Believe me when I now tell you this: my greatest fear is that Ntare’s words on the evening prior to the accident might have even an ounce of truth to them.  

We had not meant to kill the calf, but how could I possibly explain our dreadful error to these beasts? What words could I employ to tell the herd of grieving females that Malcolm’s weapon fired without his intent, that when he took his careful aim at the old bull, he waited for the smaller animal to clear from the sights. Would they understand that your dear brother’s hands trembled with the anticipation of the kill? Would they care?

I dare not tell you more, dearest; I would not burden you with the horror and the shame I experienced watching the calf suffer. I can relay only that she did not succumb to the peace of death until much later that day.

For Malcolm and I, however, there was no peace.

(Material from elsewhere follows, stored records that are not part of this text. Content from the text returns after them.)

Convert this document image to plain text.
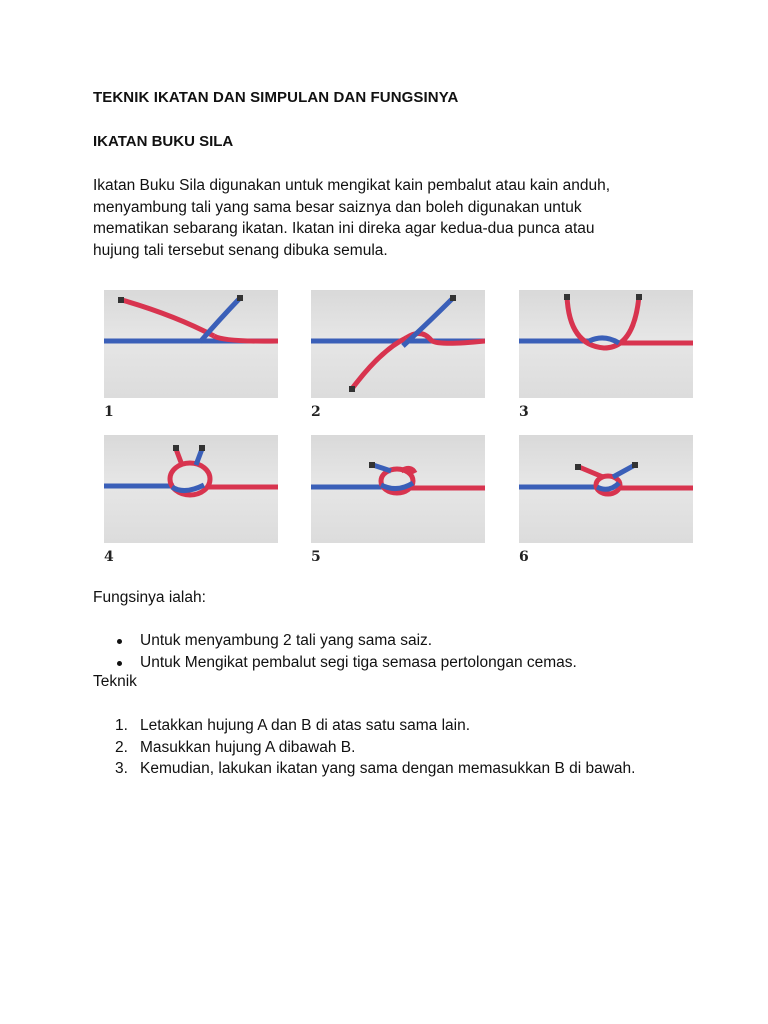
TEKNIK IKATAN DAN SIMPULAN DAN FUNGSINYA
IKATAN BUKU SILA
Ikatan Buku Sila digunakan untuk mengikat kain pembalut atau kain anduh,
menyambung tali yang sama besar saiznya dan boleh digunakan untuk
mematikan sebarang ikatan. Ikatan ini direka agar kedua-dua punca atau
hujung tali tersebut senang dibuka semula.
Fungsinya ialah:
Untuk menyambung 2 tali yang sama saiz.
Untuk Mengikat pembalut segi tiga semasa pertolongan cemas.
Teknik
1. Letakkan hujung A dan B di atas satu sama lain.
2. Masukkan hujung A dibawah B.
3. Kemudian, lakukan ikatan yang sama dengan memasukkan B di bawah.
1	2	3
4	5	6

Though we slept fitfully that night in our camp, we heard none of Ntare’s movements in the early morning hours, nothing of the packing of arms, of food, of our supplies. When day broke, only the tent sheltering us remained. I should have known, dearest wife. Ntare’s silent stares after the accident did not go unnoticed, neither by me nor by Malcolm. We both should have known.

Minus our guide, without compass or kit, we abandoned any thoughts of reaching the city by nightfall and instead set out in search of water. I need not tell you how much care we exerted in avoiding the elephants.

If only I had taken the same pains to watch my footing.

Ntare had pointed out the traps, but on our own, Malcolm and I were blind to them. One moment I was ambling along; the next, iron teeth had bitten into my leg. Oh, the agony, my dearest! Never could I have imagined the terrible pressure—not even in nightmares—the sensation of my limb being tortured by such a sinister mechanism. Pity the unfortunate beast who stumbles upon these contraptions and has not the intelligence to escape their death grip!

Alas, even our own ingenuity failed us; the trap proved tenacious, unremovable. Malcolm managed the Herculean feat of dragging me close to water, leaving me in this clockwork jaw six days ago. I fear he will not return.

And now, my love, they are in sight. First one, now two, now the remainder of the herd, emerging slowly through the bush. A cow of immeasurable proportion—six tons of grey if an ounce—now appears, raising her trunk, bellowing to the others, moving her ponderous mass toward me. 

Trust me when I tell you that I see a spark of recognition in her eyes.